To avoid errors associated with organ transplants, initiating an action plan is critical. Action from this entails the following:

  • Having in place appropriate systems/machine
  • Scrutinizing health status and blood group of the Patient
  • Scrutinizing the health status and blood group of the donor
  • Following the right procedures during transplant
  • Upholding ethical issues in the course of organ transplant
  • Ensuring the safety of the patient

Conclusion

Conclusively, it is evident in the case that the surgeon, the hospital as well as system errors played an integral role in Jessica’s death. Her death raises serious ethical and safety issues associated with organ transplants. This paper recommends that efficacious therapies be carried out to the right individuals for the correct indications and at the right time. Organ transplantation should be carried out at the right time if good results are to be expected. Procedures involved in the transplantation of organs should be followed strictly. EKG (electrocardiogram), blood tests (including blood group test) as well as x-ray must be carried out on the patient before implanting the organs to him/her.

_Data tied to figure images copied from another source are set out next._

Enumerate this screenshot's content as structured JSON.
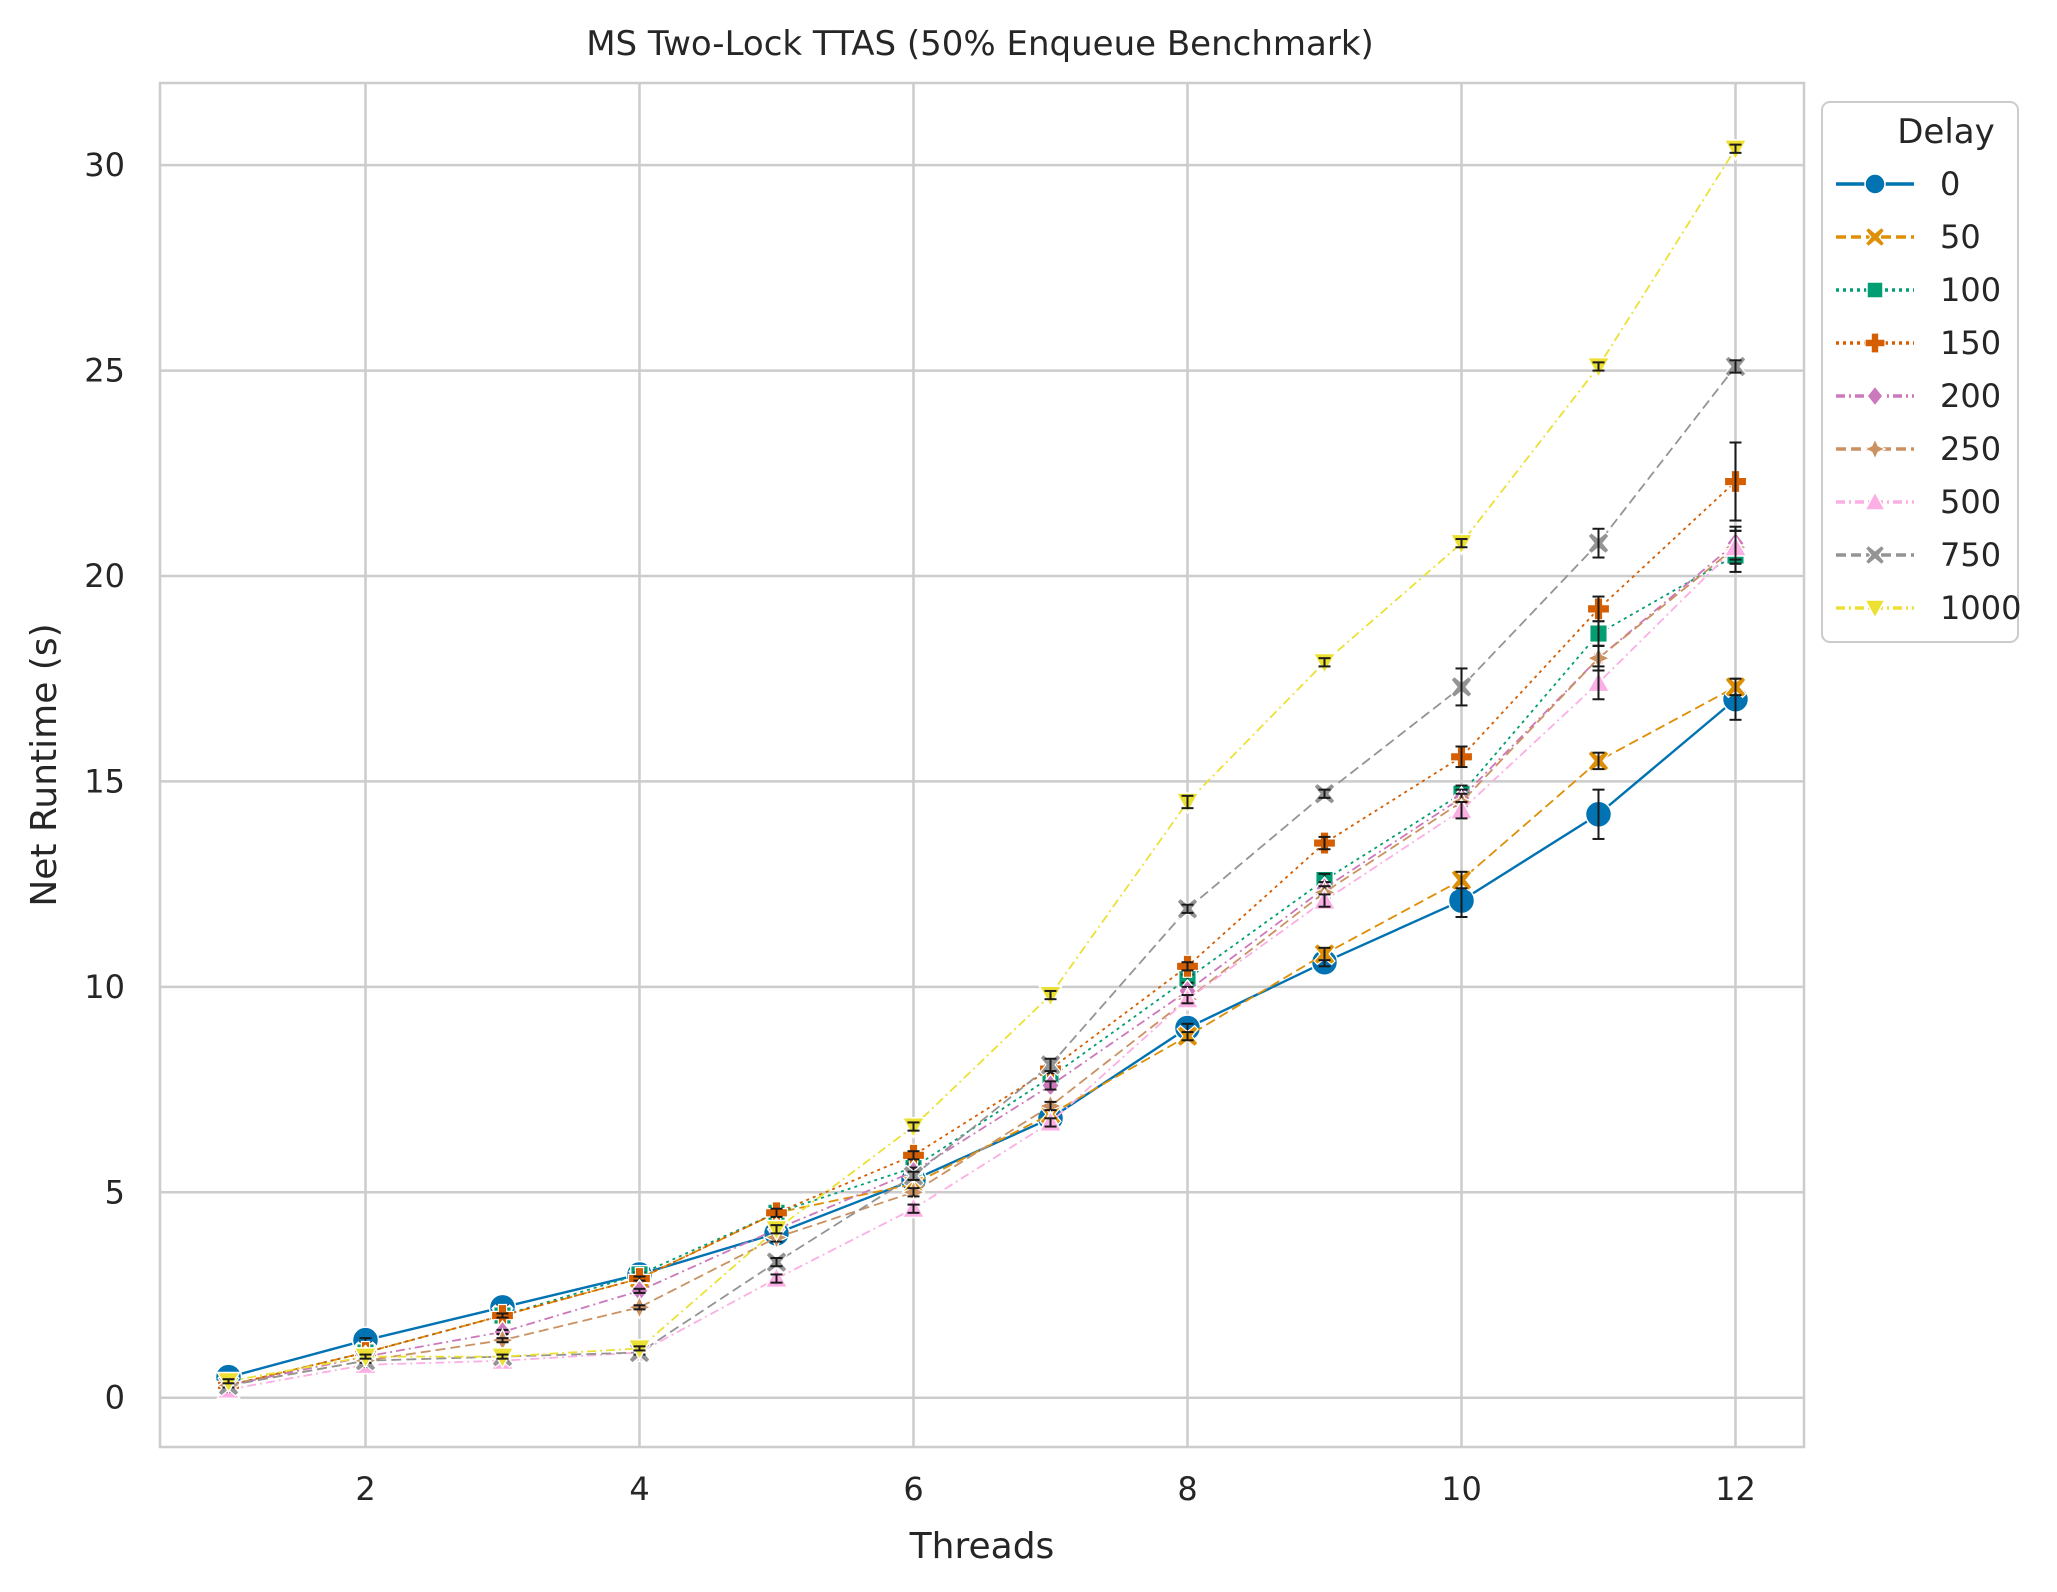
{
  "chart_data": {
    "type": "line",
    "title": "MS Two-Lock TTAS (50% Enqueue Benchmark)",
    "xlabel": "Threads",
    "ylabel": "Net Runtime (s)",
    "xlim": [
      0.5,
      12.5
    ],
    "ylim": [
      -1.2,
      32
    ],
    "xticks": [
      2,
      4,
      6,
      8,
      10,
      12
    ],
    "yticks": [
      0,
      5,
      10,
      15,
      20,
      25,
      30
    ],
    "grid": true,
    "legend": {
      "title": "Delay",
      "placement": "outside-top-right"
    },
    "x": [
      1,
      2,
      3,
      4,
      5,
      6,
      7,
      8,
      9,
      10,
      11,
      12
    ],
    "series": [
      {
        "name": "0",
        "color": "#0173b2",
        "marker": "circle",
        "dash": "solid",
        "values": [
          0.5,
          1.4,
          2.2,
          3.0,
          4.0,
          5.3,
          6.8,
          9.0,
          10.6,
          12.1,
          14.2,
          17.0
        ],
        "err": [
          0.05,
          0.05,
          0.05,
          0.05,
          0.05,
          0.1,
          0.1,
          0.1,
          0.1,
          0.4,
          0.6,
          0.5
        ]
      },
      {
        "name": "50",
        "color": "#de8f05",
        "marker": "x",
        "dash": "dashed",
        "values": [
          0.3,
          1.1,
          2.0,
          2.9,
          4.5,
          5.2,
          6.9,
          8.8,
          10.8,
          12.6,
          15.5,
          17.3
        ],
        "err": [
          0.05,
          0.05,
          0.05,
          0.05,
          0.1,
          0.1,
          0.1,
          0.1,
          0.15,
          0.2,
          0.2,
          0.2
        ]
      },
      {
        "name": "100",
        "color": "#029e73",
        "marker": "square",
        "dash": "dotted",
        "values": [
          0.3,
          1.1,
          2.0,
          3.0,
          4.5,
          5.6,
          7.8,
          10.2,
          12.6,
          14.7,
          18.6,
          20.5
        ],
        "err": [
          0.05,
          0.05,
          0.05,
          0.05,
          0.1,
          0.1,
          0.1,
          0.1,
          0.15,
          0.2,
          0.3,
          0.4
        ]
      },
      {
        "name": "150",
        "color": "#d55e00",
        "marker": "plus",
        "dash": "dotted",
        "values": [
          0.3,
          1.1,
          2.0,
          2.9,
          4.5,
          5.9,
          8.0,
          10.5,
          13.5,
          15.6,
          19.2,
          22.3
        ],
        "err": [
          0.05,
          0.05,
          0.05,
          0.05,
          0.1,
          0.1,
          0.1,
          0.1,
          0.15,
          0.25,
          0.3,
          0.95
        ]
      },
      {
        "name": "200",
        "color": "#cc78bc",
        "marker": "diamond",
        "dash": "dashdot",
        "values": [
          0.3,
          1.0,
          1.6,
          2.6,
          4.1,
          5.5,
          7.6,
          9.9,
          12.4,
          14.6,
          18.0,
          20.8
        ],
        "err": [
          0.05,
          0.05,
          0.05,
          0.05,
          0.1,
          0.1,
          0.1,
          0.1,
          0.15,
          0.2,
          0.3,
          0.4
        ]
      },
      {
        "name": "250",
        "color": "#ca9161",
        "marker": "star",
        "dash": "dashed",
        "values": [
          0.3,
          0.9,
          1.4,
          2.2,
          3.9,
          5.0,
          7.1,
          9.7,
          12.3,
          14.5,
          18.0,
          20.7
        ],
        "err": [
          0.05,
          0.05,
          0.05,
          0.05,
          0.1,
          0.1,
          0.1,
          0.1,
          0.15,
          0.2,
          0.3,
          0.4
        ]
      },
      {
        "name": "500",
        "color": "#fbafe4",
        "marker": "triangle-up",
        "dash": "dashdot",
        "values": [
          0.2,
          0.8,
          0.9,
          1.1,
          2.9,
          4.6,
          6.7,
          9.7,
          12.1,
          14.3,
          17.4,
          20.7
        ],
        "err": [
          0.05,
          0.05,
          0.05,
          0.05,
          0.1,
          0.1,
          0.1,
          0.1,
          0.15,
          0.2,
          0.4,
          0.4
        ]
      },
      {
        "name": "750",
        "color": "#949494",
        "marker": "x",
        "dash": "dashed",
        "values": [
          0.3,
          0.9,
          1.0,
          1.1,
          3.3,
          5.4,
          8.1,
          11.9,
          14.7,
          17.3,
          20.8,
          25.1
        ],
        "err": [
          0.05,
          0.05,
          0.05,
          0.05,
          0.1,
          0.1,
          0.15,
          0.1,
          0.1,
          0.45,
          0.35,
          0.15
        ]
      },
      {
        "name": "1000",
        "color": "#ece133",
        "marker": "triangle-down",
        "dash": "dashdot",
        "values": [
          0.4,
          1.0,
          1.0,
          1.2,
          4.1,
          6.6,
          9.8,
          14.5,
          17.9,
          20.8,
          25.1,
          30.4
        ],
        "err": [
          0.05,
          0.05,
          0.05,
          0.05,
          0.1,
          0.1,
          0.1,
          0.15,
          0.1,
          0.1,
          0.1,
          0.1
        ]
      }
    ]
  }
}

Many scholars agree that, with the increasing intricacy of modern healthcare, health professional desperately require advanced training. There is therefore the need to re-assess doctors’ curricula in light of its structure while at the same time emphasizing intellectual skills and mastery of facts versus basic principles. In other words, when appraising curriculum in terms of its structure, emphasis needs to be placed on the quality of the content, how the contents are organized and how students will be able to process and evaluate the information.